Sometimes __file__ points to a .pyc file instead of a .py file, so you might have to chop off the trailing c. Sometimes a .pyc file exists but a .py doesn't exist; in a robust system you'd have to allow for this.

A proof of concept of code to do this (not robust):

_module_timestamps = {}
_checking = False

def run_checker():
    global _checking
    _checking = True
    while _checking:
        for name, module in sys.modules.iteritems():
            if hasattr(module, '__file__'):
                filename = module.__file__
                if filename.endswith('.pyc'):
                    filename = filename[:-1]
                mtime = os.stat(filename).st_mtime
                if name not in _module_timestamps:
                    _module_timestamps[name] = mtime
                else:
                    if mtime > _module_timestamps[name]:
                        do_reload(name)
            else:
                'module %r has no file attribute' % (name,)
        time.sleep(1)

def do_reload(modname):
    print 'I would reload now, because of %r' % (modname,)

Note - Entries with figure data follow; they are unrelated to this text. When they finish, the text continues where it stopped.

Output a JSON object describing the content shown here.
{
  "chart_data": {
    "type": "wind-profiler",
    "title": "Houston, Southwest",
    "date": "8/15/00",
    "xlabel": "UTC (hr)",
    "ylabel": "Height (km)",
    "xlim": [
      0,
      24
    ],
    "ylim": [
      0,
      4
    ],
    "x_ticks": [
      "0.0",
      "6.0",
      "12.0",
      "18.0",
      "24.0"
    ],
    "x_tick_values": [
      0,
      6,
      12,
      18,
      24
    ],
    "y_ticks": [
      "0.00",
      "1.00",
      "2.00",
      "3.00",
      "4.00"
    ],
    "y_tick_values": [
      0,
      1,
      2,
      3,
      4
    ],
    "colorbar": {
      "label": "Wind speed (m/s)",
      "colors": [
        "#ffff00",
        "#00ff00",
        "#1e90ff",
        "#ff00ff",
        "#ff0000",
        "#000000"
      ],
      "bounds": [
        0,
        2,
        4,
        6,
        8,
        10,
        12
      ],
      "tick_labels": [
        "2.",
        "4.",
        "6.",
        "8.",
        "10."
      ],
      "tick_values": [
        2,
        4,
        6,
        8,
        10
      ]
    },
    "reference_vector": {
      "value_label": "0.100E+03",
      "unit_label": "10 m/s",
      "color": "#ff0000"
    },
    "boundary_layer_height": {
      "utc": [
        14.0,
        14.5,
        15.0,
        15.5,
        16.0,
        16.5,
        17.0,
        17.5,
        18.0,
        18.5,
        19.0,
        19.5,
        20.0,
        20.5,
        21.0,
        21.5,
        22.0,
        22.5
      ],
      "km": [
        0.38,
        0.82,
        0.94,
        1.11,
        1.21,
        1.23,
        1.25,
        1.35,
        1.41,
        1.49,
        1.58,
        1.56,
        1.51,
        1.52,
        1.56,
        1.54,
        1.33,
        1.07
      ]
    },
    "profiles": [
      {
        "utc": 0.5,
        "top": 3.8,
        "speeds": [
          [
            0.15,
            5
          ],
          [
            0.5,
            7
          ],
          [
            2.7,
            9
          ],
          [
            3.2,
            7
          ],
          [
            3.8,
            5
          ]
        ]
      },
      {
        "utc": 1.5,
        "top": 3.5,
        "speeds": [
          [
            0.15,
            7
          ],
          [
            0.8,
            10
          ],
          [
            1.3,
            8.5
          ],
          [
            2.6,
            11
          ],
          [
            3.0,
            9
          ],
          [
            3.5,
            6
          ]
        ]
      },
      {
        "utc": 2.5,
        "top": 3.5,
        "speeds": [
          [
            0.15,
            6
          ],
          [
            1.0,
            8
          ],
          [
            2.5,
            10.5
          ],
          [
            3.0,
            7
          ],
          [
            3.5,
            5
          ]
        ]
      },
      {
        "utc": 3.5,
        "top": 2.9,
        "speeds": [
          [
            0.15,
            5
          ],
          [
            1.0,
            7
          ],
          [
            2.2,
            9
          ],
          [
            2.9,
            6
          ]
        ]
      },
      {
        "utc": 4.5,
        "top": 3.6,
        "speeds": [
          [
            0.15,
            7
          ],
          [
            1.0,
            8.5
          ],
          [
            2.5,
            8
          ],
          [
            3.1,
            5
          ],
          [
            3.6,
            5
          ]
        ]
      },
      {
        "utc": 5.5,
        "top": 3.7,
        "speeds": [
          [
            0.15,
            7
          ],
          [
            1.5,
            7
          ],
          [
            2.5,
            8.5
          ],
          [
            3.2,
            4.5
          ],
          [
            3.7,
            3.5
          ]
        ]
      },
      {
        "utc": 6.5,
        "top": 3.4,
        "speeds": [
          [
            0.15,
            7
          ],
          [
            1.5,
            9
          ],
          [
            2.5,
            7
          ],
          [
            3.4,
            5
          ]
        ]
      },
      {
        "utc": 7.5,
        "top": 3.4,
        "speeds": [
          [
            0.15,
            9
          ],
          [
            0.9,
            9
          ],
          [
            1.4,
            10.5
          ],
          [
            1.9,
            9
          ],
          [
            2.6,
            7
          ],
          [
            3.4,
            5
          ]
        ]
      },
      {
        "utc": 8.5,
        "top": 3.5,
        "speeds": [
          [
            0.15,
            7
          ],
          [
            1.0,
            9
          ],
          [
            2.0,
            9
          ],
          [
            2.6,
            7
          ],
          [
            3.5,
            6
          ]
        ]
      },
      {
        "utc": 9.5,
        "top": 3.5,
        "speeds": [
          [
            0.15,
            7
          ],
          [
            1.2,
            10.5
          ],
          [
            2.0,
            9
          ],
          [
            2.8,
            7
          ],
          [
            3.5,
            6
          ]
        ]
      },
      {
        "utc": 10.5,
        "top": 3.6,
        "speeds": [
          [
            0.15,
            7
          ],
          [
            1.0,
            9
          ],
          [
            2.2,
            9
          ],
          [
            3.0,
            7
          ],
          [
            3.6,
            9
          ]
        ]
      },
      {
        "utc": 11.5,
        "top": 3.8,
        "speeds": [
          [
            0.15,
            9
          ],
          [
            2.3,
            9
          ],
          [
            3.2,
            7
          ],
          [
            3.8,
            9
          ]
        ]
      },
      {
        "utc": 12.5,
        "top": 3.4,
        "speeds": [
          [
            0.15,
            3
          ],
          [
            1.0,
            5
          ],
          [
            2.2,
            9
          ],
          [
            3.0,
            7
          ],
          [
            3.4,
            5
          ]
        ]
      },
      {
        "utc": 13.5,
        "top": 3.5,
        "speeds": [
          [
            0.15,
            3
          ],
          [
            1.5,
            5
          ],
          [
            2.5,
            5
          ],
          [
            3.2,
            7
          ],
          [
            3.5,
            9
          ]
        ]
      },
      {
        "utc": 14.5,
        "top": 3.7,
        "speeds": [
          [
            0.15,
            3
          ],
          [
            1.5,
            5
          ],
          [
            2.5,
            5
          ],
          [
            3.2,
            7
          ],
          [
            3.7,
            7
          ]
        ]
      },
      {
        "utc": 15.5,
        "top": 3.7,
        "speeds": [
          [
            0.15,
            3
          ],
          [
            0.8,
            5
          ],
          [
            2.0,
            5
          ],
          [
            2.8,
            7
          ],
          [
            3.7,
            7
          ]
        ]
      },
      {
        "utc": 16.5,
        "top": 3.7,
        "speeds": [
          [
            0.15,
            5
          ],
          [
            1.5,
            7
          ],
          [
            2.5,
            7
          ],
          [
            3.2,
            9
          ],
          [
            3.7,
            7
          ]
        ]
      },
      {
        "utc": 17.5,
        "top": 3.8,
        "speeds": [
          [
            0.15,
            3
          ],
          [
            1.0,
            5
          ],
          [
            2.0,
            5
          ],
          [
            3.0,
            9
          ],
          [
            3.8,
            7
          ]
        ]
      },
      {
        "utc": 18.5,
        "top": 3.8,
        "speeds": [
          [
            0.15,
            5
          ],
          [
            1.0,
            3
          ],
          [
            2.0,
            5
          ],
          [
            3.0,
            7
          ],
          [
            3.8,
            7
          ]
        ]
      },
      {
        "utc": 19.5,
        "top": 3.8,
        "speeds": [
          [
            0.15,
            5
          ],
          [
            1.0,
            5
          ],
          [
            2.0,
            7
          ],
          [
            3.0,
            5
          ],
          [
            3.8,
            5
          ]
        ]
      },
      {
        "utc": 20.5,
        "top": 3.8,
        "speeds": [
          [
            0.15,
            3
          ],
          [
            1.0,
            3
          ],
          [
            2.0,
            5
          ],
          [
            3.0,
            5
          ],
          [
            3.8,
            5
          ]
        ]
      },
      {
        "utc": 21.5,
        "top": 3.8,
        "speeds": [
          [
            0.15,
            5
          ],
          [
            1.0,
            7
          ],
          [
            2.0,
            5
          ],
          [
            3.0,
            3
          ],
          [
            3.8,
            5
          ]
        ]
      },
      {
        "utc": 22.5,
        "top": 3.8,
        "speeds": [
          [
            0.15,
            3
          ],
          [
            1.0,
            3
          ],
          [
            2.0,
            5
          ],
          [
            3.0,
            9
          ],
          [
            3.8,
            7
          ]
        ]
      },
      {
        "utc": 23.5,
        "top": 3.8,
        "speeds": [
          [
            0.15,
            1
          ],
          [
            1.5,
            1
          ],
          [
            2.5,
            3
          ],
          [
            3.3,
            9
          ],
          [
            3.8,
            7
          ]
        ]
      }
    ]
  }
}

check_thread = threading.Thread(target=run_checker)
check_thread.daemon = True
check_thread.start()

try:
    while 1:
        time.sleep(0.1)
except KeyboardInterrupt:
    print '\nexiting...'


Here's an example of how this could be implemented using pyinotify (ie., on Linux).

from importlib import import_module

class RestartingLauncher:

    def __init__(self, module_name, start_function, stop_function, path="."):
        self._module_name = module_name
        self._filename = '%s.py' % module_name
        self._start_function = start_function
        self._stop_function = stop_function
        self._path = path
        self._setup()

    def _setup(self):
        import pyinotify
        self._wm = pyinotify.WatchManager()

        self._notifier = pyinotify.ThreadedNotifier(
                self._wm, self._on_file_modified)
        self._notifier.start()

        # We monitor the directory (instead of just the file) because
        # otherwise inotify gets confused by editors such a Vim.
        flags = pyinotify.EventsCodes.OP_FLAGS['IN_MODIFY']
        wdd = self._wm.add_watch(self._path, flags)

    def _on_file_modified(self, event):
        if event.name == self._filename:
            print "File modification detected. Restarting application..."
            self._reload_request = True
            getattr(self._module, self._stop_function)()

    def run(self):
        self._module = import_module(self._module_name)

        self._reload_request = True
        while self._reload_request:
            self._reload_request = False
            reload(self._module)
            getattr(self._module, self._start_function)()

        print 'Bye!'
        self._notifier.stop()

def launch_app(module_name, start_func, stop_func):
    try:
        import pyinotify
    except ImportError:
        print 'Pyinotify not found. Launching app anyway...'
        m = import_module(self._module_name)
        getattr(m, start_func)()
    else:
        RestartingLauncher(module_name, start_func, stop_func).run()

if __name__ == '__main__':
    launch_app('example', 'main', 'force_exit')

The parameters in the launch_app call are the filename (without the ".py"), the function to start execution and a function that somehow stops the execution.

Here's a stupid example of an "app" that could be (re-)launched using the previous code:

run = True

def main():
    print 'in...'
    while run: pass
    print 'out'

def force_exit():
    global run
    run = False

In a typical application where you'd want to use this, you'd probably have a main loop of some sort. Here's a more real example, for a GLib/GTK+ based application:

from gi.repository import GLib

GLib.threads_init()
loop = GLib.MainLoop()

def main():
    print "running..."
    loop.run()

def force_exit():
    print "stopping..."
    loop.quit()

The same concept works for most other loops (Clutter, Qt, etc).

Monitoring several code files (ie. all files that are part of the application) and error resilience (eg. printing exceptions and waiting in an idle loop until the code is fixed, then launching it again) are left as exercises for the reader :).

Note: All code in this answer is released under the ISC License (in addition to Creative Commons).